The results shown in Fig. 6(b) and quantified by the fitting parameters provided in Eq. (3) indicate the increased efficiency with decreasing wavelength of low intensity light to remove the solarization induced absorption. This efficiency declines with increasing wavelength nearly exponentially and is notably different to the observed solarization induced absorption spectrum (see Fig. 2(a)) where the maximum transmittance loss is observed at 530 nm while the transmittance at 400 nm is about the same as at 660 nm. This indicates that transition to higher energy states compared to those dominating the solarization-induced absorption spectrum (within the electronic level system of the color centers involved) is required for the release of the electrons. A more detailed understanding of this process is outside the scope of this work and will be addressed in future work.
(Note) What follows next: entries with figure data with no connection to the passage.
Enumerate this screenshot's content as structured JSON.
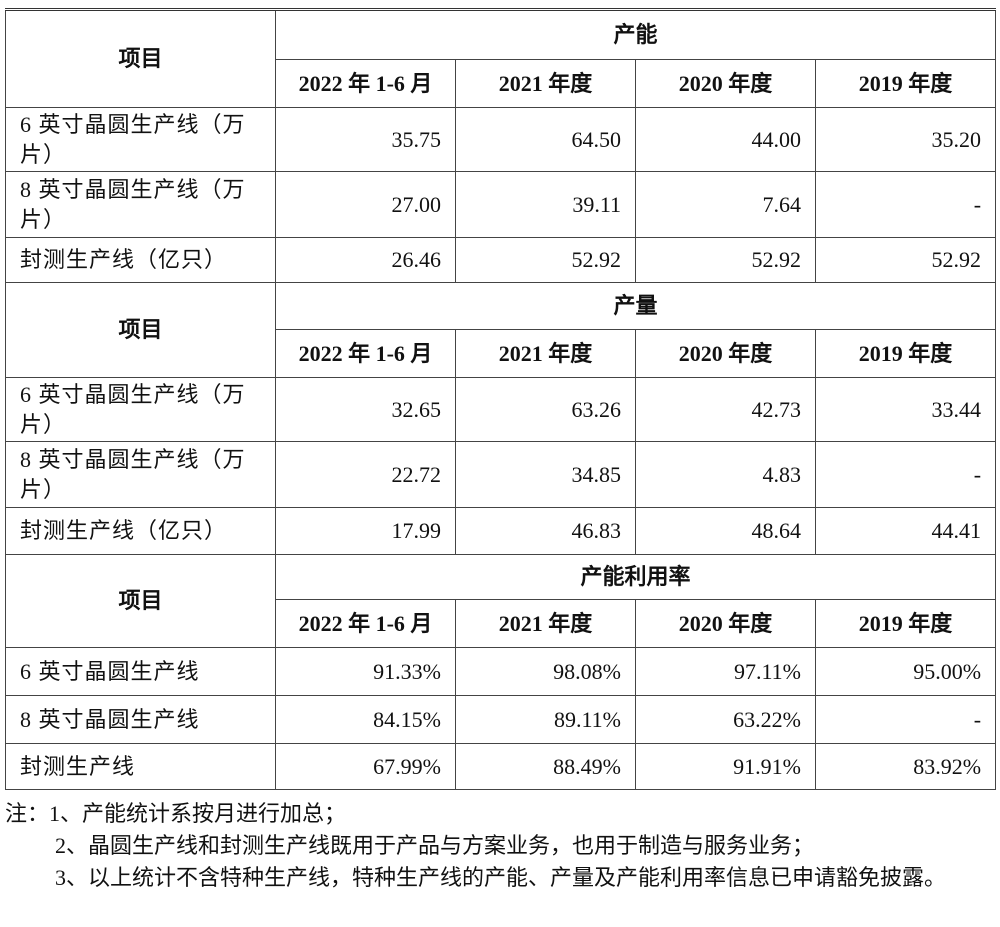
{
  "sections": [
    {
      "item_header": "项目",
      "title": "产能",
      "years": [
        "2022 年 1-6 月",
        "2021 年度",
        "2020 年度",
        "2019 年度"
      ],
      "rows": [
        [
          "6 英寸晶圆生产线（万片）",
          "35.75",
          "64.50",
          "44.00",
          "35.20"
        ],
        [
          "8 英寸晶圆生产线（万片）",
          "27.00",
          "39.11",
          "7.64",
          "-"
        ],
        [
          "封测生产线（亿只）",
          "26.46",
          "52.92",
          "52.92",
          "52.92"
        ]
      ]
    },
    {
      "item_header": "项目",
      "title": "产量",
      "years": [
        "2022 年 1-6 月",
        "2021 年度",
        "2020 年度",
        "2019 年度"
      ],
      "rows": [
        [
          "6 英寸晶圆生产线（万片）",
          "32.65",
          "63.26",
          "42.73",
          "33.44"
        ],
        [
          "8 英寸晶圆生产线（万片）",
          "22.72",
          "34.85",
          "4.83",
          "-"
        ],
        [
          "封测生产线（亿只）",
          "17.99",
          "46.83",
          "48.64",
          "44.41"
        ]
      ]
    },
    {
      "item_header": "项目",
      "title": "产能利用率",
      "years": [
        "2022 年 1-6 月",
        "2021 年度",
        "2020 年度",
        "2019 年度"
      ],
      "rows": [
        [
          "6 英寸晶圆生产线",
          "91.33%",
          "98.08%",
          "97.11%",
          "95.00%"
        ],
        [
          "8 英寸晶圆生产线",
          "84.15%",
          "89.11%",
          "63.22%",
          "-"
        ],
        [
          "封测生产线",
          "67.99%",
          "88.49%",
          "91.91%",
          "83.92%"
        ]
      ]
    }
  ],
  "notes": [
    "注：1、产能统计系按月进行加总；",
    "2、晶圆生产线和封测生产线既用于产品与方案业务，也用于制造与服务业务；",
    "3、以上统计不含特种生产线，特种生产线的产能、产量及产能利用率信息已申请豁免披露。"
  ]
}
Ce3+-doped silica is a suitable material for use as ultraviolet light protective filter in high power laser systems with two main limitations that must be addressed a priori: a) The strong excited state absorption when the fundamental and third harmonic (UV) pulses temporally overlap; b) The induced solarization of the material subsequent to exposure to UV pulses. The first issue is manageable by ensuring that the temporal duration of the pulse in combination with the optical path of the back-reflected UV pulse cannot support their temporal overlap inside the material. The second issue can be addressed by exposing the material to CW light, such as the 400 nm LED sources used in our experiments. Higher intensity sources can further proportionally reduce this “desolarization” time, thus increasing the operating repetition rate of the laser system.
This work was performed under the auspices of the U.S. Department of Energy by Lawrence Livermore National Laboratory under Contract DE-AC52-07NA27344. LLNL-JRNL-439171. We thank Raluca A. Negres and Mary A. Norton for helping with execution of experiments. The authors also wish to acknowledge Asahi Glass Company (AGC) and Heraeus Quartz America for contributing the Ce:Silica glass samples that were studied in this work.